Size, Weight and Power (SWaP)
Until recently, it could be said that a decreasing SWaP “figure of merit” would apply for satellites deployed in more distant orbits and longer expected lifetimes. But with the advent of “new space” LEO constellations made up of hundreds and possibly thousands of smaller satellites (see Table 4), optimizing SWaP has become nearly a universal objective.
Size and Weight
Smaller and and lighter devices are often required as designers pack more functions into shrinking payloads. But the size of the package will also depend on other factors, such as stability and temperature. Package sizes typically fall into the following ranges, by type, and weight is directly related to size:
MCXO: 2" × 1" × .33" tall
OCXOs: By far the largest (~2" × 2.5" ¥ 1.5" tall)
TCXOs: Larger than standard XO Hybrids. (1" × 1" × .200" tall)
Space XOs: Ceramic packages as small as 5mm × 7mm; flatpacks as small as 0.374" × 0.500"
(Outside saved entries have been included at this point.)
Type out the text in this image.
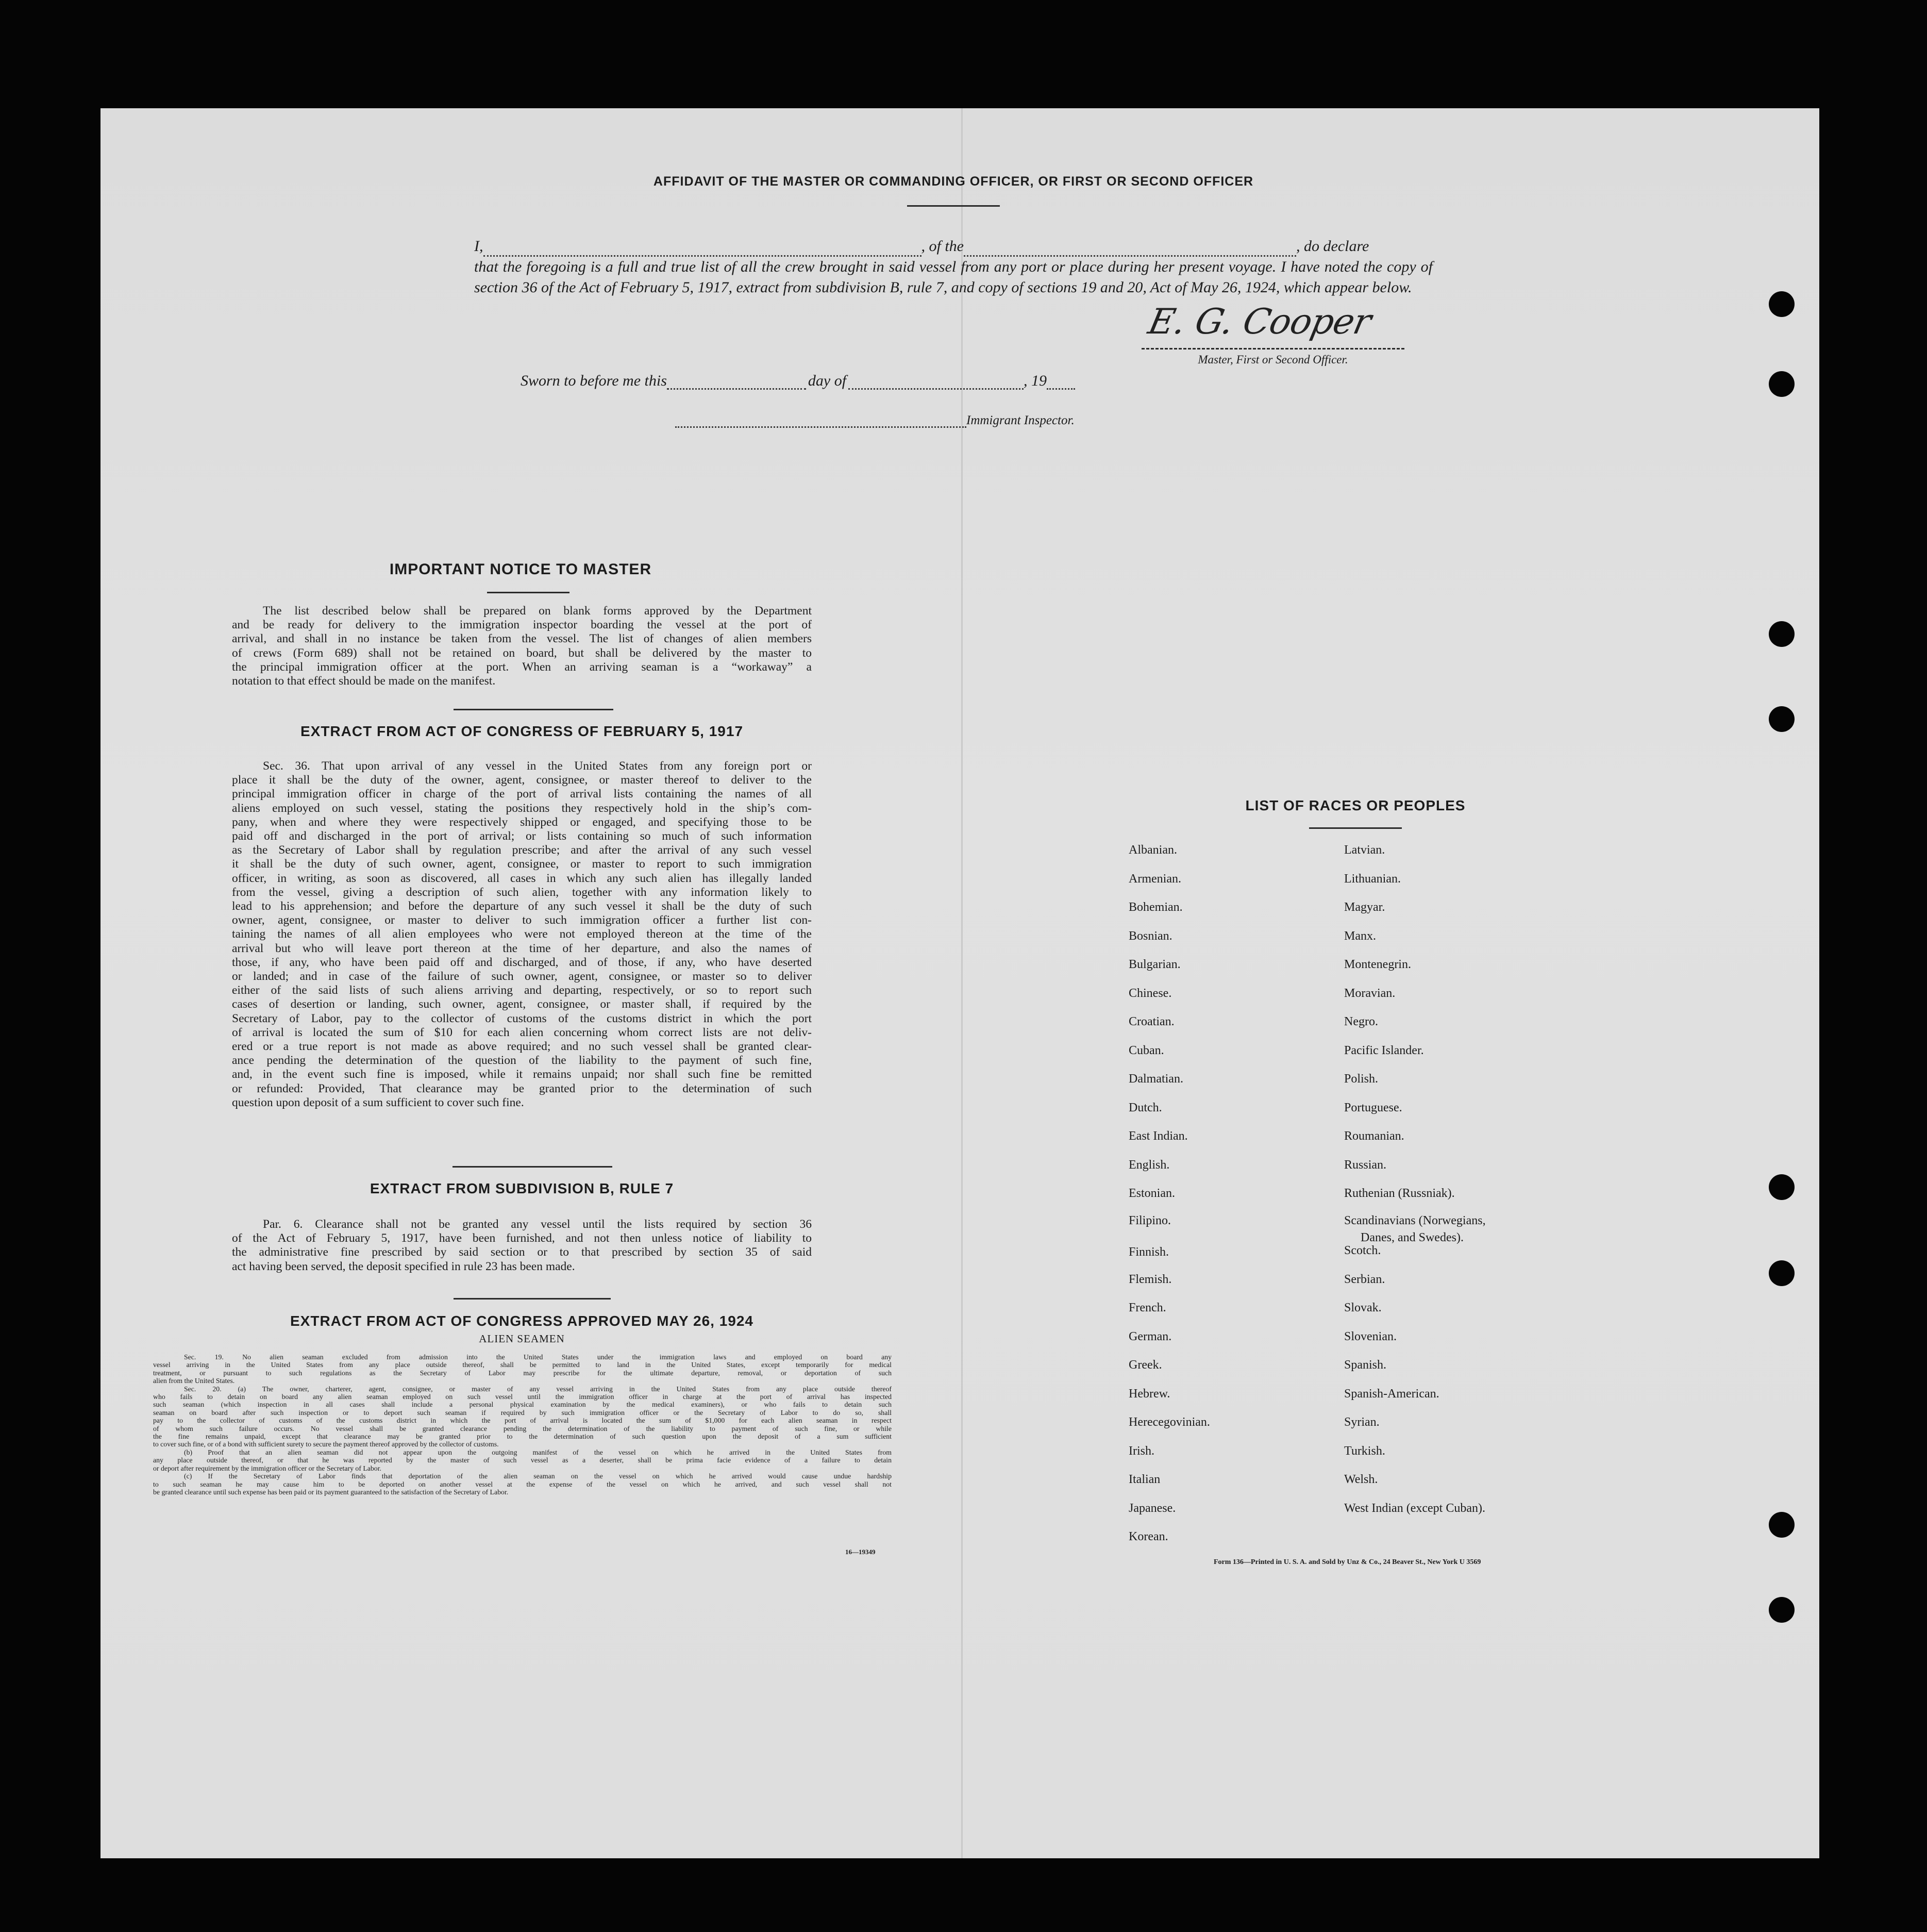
AFFIDAVIT OF THE MASTER OR COMMANDING OFFICER, OR FIRST OR SECOND OFFICER
I,	, of the	, do declare
that the foregoing is a full and true list of all the crew brought in said vessel from any port or place during her present voyage. I have noted the copy of section 36 of the Act of February 5, 1917, extract from subdivision B, rule 7, and copy of sections 19 and 20, Act of May 26, 1924, which appear below.
E. G. Cooper
Master, First or Second Officer.
Sworn to before me this	day of	, 19
Immigrant Inspector.
IMPORTANT NOTICE TO MASTER
The list described below shall be prepared on blank forms approved by the Department
and be ready for delivery to the immigration inspector boarding the vessel at the port of
arrival, and shall in no instance be taken from the vessel. The list of changes of alien members
of crews (Form 689) shall not be retained on board, but shall be delivered by the master to
the principal immigration officer at the port. When an arriving seaman is a “workaway” a
notation to that effect should be made on the manifest.
EXTRACT FROM ACT OF CONGRESS OF FEBRUARY 5, 1917
Sec. 36. That upon arrival of any vessel in the United States from any foreign port or
place it shall be the duty of the owner, agent, consignee, or master thereof to deliver to the
principal immigration officer in charge of the port of arrival lists containing the names of all
aliens employed on such vessel, stating the positions they respectively hold in the ship’s com-
pany, when and where they were respectively shipped or engaged, and specifying those to be
paid off and discharged in the port of arrival; or lists containing so much of such information
as the Secretary of Labor shall by regulation prescribe; and after the arrival of any such vessel
it shall be the duty of such owner, agent, consignee, or master to report to such immigration
officer, in writing, as soon as discovered, all cases in which any such alien has illegally landed
from the vessel, giving a description of such alien, together with any information likely to
lead to his apprehension; and before the departure of any such vessel it shall be the duty of such
owner, agent, consignee, or master to deliver to such immigration officer a further list con-
taining the names of all alien employees who were not employed thereon at the time of the
arrival but who will leave port thereon at the time of her departure, and also the names of
those, if any, who have been paid off and discharged, and of those, if any, who have deserted
or landed; and in case of the failure of such owner, agent, consignee, or master so to deliver
either of the said lists of such aliens arriving and departing, respectively, or so to report such
cases of desertion or landing, such owner, agent, consignee, or master shall, if required by the
Secretary of Labor, pay to the collector of customs of the customs district in which the port
of arrival is located the sum of $10 for each alien concerning whom correct lists are not deliv-
ered or a true report is not made as above required; and no such vessel shall be granted clear-
ance pending the determination of the question of the liability to the payment of such fine,
and, in the event such fine is imposed, while it remains unpaid; nor shall such fine be remitted
or refunded: Provided, That clearance may be granted prior to the determination of such
question upon deposit of a sum sufficient to cover such fine.
EXTRACT FROM SUBDIVISION B, RULE 7
Par. 6. Clearance shall not be granted any vessel until the lists required by section 36
of the Act of February 5, 1917, have been furnished, and not then unless notice of liability to
the administrative fine prescribed by said section or to that prescribed by section 35 of said
act having been served, the deposit specified in rule 23 has been made.
EXTRACT FROM ACT OF CONGRESS APPROVED MAY 26, 1924
ALIEN SEAMEN
Sec. 19. No alien seaman excluded from admission into the United States under the immigration laws and employed on board any
vessel arriving in the United States from any place outside thereof, shall be permitted to land in the United States, except temporarily for medical
treatment, or pursuant to such regulations as the Secretary of Labor may prescribe for the ultimate departure, removal, or deportation of such
alien from the United States.
Sec. 20. (a) The owner, charterer, agent, consignee, or master of any vessel arriving in the United States from any place outside thereof
who fails to detain on board any alien seaman employed on such vessel until the immigration officer in charge at the port of arrival has inspected
such seaman (which inspection in all cases shall include a personal physical examination by the medical examiners), or who fails to detain such
seaman on board after such inspection or to deport such seaman if required by such immigration officer or the Secretary of Labor to do so, shall
pay to the collector of customs of the customs district in which the port of arrival is located the sum of $1,000 for each alien seaman in respect
of whom such failure occurs. No vessel shall be granted clearance pending the determination of the liability to payment of such fine, or while
the fine remains unpaid, except that clearance may be granted prior to the determination of such question upon the deposit of a sum sufficient
to cover such fine, or of a bond with sufficient surety to secure the payment thereof approved by the collector of customs.
(b) Proof that an alien seaman did not appear upon the outgoing manifest of the vessel on which he arrived in the United States from
any place outside thereof, or that he was reported by the master of such vessel as a deserter, shall be prima facie evidence of a failure to detain
or deport after requirement by the immigration officer or the Secretary of Labor.
(c) If the Secretary of Labor finds that deportation of the alien seaman on the vessel on which he arrived would cause undue hardship
to such seaman he may cause him to be deported on another vessel at the expense of the vessel on which he arrived, and such vessel shall not
be granted clearance until such expense has been paid or its payment guaranteed to the satisfaction of the Secretary of Labor.
16—19349
LIST OF RACES OR PEOPLES
Albanian.
Armenian.
Bohemian.
Bosnian.
Bulgarian.
Chinese.
Croatian.
Cuban.
Dalmatian.
Dutch.
East Indian.
English.
Estonian.
Filipino.
Finnish.
Flemish.
French.
German.
Greek.
Hebrew.
Herecegovinian.
Irish.
Italian
Japanese.
Korean.
Latvian.
Lithuanian.
Magyar.
Manx.
Montenegrin.
Moravian.
Negro.
Pacific Islander.
Polish.
Portuguese.
Roumanian.
Russian.
Ruthenian (Russniak).
Scandinavians (Norwegians,
Danes, and Swedes).
Scotch.
Serbian.
Slovak.
Slovenian.
Spanish.
Spanish-American.
Syrian.
Turkish.
Welsh.
West Indian (except Cuban).
Form 136—Printed in U. S. A. and Sold by Unz & Co., 24 Beaver St., New York U 3569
SAWs: .625" × 625" flat pack
Ultra-Miniature XO (for new space): ceramic SMD as small as 3.2mm × 5 mm
Maximum Power (or Max Current)
As would be expected, devices with temperature compensation or oven-control circuitry will require more power than a basic XO package:
MCXO: < 100mW
OCXO: 2.7W at room temperature, 4.8W at -40°C
Two temperature points because the ‘oven’ part of the ocxo turns on at lower temperatures, drawing almost 2x the power.
TCXO: 55 – 80mA
Space XO: 10 – 50mA
New Space XO: 2.5mA ~ 40mA
This article presents a broad overview of the key performance parameters that must be considered when choosing the optimum quartz crystal oscillator for a space application. Table 5 provides a snapshot of the Q-Tech space-qualified parts series and pertinent details.
Regardless of the orbit and the application, there are numerous degrees of freedom that will complicate the selection process. Ultimately, finding the proper quartz crystal oscillators for space applications will rely on close cooperation between the design engineer and the vendor.